Regulation is not known for being particularly nimble or flexible, and yet I think we have all been forced to take a hard look at our policies, processes, and assumptions and to act very quickly—and that’s a silver lining in this. – Lise Betteridge (ON)
Provisional and temporary registrations
No new legal provisions were needed to handle circumstances created by the pandemic, Hillenbrand said. British Columbia has a pair of licensure categories—a provisional registration and a temporary registration—that have been put to good use in addressing issues caused by the pandemic.
“We already have temporary registration, available to social workers at no cost,” Hillenbrand said. Temporary registration allows a registered social worker from outside the province to practice in British Columbia for 90 days, a period that can be extended to six months. Social workers providing services to university students especially benefited from this mobility provision. “We’ve had university students from all over Canada come home,” Hillenbrand said, “and we were able to set their practitioners up with temporary registration so care could continue uninterrupted.”

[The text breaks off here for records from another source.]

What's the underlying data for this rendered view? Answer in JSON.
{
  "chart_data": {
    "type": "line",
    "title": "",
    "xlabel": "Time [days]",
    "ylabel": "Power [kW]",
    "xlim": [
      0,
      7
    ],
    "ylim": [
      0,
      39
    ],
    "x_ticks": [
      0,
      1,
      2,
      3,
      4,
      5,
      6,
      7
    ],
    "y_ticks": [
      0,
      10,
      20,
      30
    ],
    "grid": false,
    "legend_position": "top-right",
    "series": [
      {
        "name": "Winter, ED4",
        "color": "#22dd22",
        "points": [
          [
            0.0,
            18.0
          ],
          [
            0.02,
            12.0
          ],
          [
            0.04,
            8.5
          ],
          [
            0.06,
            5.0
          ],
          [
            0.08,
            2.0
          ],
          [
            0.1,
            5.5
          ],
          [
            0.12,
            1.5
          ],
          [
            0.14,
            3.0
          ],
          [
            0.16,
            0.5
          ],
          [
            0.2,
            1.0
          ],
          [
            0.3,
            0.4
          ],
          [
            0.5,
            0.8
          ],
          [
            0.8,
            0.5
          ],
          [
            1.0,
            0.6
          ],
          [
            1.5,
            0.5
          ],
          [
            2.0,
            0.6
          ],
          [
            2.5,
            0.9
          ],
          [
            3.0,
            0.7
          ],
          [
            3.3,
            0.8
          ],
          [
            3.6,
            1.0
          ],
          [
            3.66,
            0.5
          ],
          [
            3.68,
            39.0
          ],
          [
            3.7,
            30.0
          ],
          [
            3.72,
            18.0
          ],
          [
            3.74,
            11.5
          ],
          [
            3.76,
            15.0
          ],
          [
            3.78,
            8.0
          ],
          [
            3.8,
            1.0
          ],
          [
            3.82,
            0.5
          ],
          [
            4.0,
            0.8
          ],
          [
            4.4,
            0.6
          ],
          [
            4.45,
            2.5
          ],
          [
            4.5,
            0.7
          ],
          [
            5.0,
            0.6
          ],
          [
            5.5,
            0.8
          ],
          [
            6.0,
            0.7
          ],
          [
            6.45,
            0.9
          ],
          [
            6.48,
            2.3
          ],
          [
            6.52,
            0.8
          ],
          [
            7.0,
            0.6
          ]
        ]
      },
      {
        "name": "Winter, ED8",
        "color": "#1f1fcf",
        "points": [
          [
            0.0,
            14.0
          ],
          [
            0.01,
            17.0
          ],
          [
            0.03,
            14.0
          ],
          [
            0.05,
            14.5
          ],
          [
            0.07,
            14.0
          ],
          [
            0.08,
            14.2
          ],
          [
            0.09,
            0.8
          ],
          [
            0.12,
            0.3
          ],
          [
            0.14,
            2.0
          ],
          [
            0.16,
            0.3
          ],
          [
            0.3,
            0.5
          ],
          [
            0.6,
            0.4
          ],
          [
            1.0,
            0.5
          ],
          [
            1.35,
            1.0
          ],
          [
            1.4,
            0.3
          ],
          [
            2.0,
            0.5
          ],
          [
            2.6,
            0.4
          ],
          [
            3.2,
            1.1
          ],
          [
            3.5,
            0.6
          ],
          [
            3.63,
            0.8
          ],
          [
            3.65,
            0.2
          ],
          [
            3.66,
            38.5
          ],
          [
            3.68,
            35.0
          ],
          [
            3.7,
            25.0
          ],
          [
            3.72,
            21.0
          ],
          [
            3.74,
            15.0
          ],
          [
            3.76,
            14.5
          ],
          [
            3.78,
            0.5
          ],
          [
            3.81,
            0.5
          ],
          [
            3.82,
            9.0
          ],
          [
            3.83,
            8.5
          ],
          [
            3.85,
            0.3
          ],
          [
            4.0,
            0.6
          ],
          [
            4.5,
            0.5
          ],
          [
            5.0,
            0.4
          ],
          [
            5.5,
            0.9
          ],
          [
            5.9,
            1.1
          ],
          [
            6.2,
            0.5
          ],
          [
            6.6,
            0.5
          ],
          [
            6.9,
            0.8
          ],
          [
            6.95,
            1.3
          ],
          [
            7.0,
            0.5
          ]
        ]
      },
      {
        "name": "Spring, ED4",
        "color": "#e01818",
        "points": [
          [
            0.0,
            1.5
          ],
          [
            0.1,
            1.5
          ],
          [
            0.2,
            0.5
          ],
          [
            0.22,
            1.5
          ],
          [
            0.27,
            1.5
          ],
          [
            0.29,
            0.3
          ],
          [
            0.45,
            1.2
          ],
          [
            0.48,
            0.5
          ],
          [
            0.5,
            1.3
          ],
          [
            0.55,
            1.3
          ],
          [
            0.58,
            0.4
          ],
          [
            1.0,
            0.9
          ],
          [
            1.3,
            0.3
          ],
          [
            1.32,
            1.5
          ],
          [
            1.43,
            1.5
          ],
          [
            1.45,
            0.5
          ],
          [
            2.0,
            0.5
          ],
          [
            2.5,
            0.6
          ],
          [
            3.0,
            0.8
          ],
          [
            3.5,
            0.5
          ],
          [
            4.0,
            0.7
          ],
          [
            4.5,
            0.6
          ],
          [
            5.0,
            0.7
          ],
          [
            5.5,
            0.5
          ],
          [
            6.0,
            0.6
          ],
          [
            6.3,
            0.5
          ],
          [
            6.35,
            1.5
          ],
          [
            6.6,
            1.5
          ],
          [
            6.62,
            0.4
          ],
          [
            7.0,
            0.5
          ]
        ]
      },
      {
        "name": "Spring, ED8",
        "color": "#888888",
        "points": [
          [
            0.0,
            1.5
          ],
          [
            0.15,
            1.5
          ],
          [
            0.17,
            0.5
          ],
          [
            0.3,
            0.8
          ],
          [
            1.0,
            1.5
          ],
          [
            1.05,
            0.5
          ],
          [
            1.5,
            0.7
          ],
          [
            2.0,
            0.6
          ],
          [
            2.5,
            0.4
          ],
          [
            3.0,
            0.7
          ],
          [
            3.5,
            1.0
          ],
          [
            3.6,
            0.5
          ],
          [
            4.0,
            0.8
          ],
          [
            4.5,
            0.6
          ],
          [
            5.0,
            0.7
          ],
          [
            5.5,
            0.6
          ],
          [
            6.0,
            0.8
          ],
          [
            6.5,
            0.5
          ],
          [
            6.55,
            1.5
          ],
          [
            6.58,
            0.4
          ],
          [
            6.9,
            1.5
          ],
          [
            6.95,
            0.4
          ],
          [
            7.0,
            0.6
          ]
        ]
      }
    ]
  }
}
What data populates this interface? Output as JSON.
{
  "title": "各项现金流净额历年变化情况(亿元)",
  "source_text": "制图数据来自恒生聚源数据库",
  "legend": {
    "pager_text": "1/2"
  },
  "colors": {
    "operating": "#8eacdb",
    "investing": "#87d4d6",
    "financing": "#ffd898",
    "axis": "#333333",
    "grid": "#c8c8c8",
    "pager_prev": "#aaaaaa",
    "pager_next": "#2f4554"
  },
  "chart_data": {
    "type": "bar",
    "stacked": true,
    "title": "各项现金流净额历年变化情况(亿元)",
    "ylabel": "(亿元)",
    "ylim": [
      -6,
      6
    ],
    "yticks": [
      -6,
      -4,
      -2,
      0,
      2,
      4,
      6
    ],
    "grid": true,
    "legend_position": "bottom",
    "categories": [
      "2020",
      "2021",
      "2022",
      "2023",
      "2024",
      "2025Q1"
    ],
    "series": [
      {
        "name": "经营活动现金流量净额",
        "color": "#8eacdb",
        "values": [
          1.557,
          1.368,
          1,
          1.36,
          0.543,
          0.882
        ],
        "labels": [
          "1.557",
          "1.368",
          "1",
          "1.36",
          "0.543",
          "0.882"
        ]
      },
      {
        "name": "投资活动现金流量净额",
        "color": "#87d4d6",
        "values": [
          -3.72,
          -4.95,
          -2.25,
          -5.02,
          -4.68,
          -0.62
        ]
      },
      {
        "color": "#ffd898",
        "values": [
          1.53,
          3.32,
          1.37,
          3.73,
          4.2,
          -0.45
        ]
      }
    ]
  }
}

British Columbia also has a provisional class of registration that gives registrants with a job offer a year to pass their social work licensing exam. “That class of registration addressed the ASWB test center closures,” Hillenbrand said. It also supported the stability of the social work workforce, especially in hospitals. “We focused on getting students who had been doing practicums in hospitals provisionally registered so they could stay in their positions,” Hillenbrand said. By keeping in close contact through biweekly meetings with social work leaders in hospitals, the college was able to ensure it was not creating workforce barriers.
Communicating with peers
And though social workers are not considered to be regulated health care professionals under Ontario’s system, the college followed the health care regulators’ lead and shared very specific safety guidance—some directed toward those in private practice who may not receive information from an employer. Betteridge added, “Members were also strongly advised to continue to provide services by electronic means wherever possible.”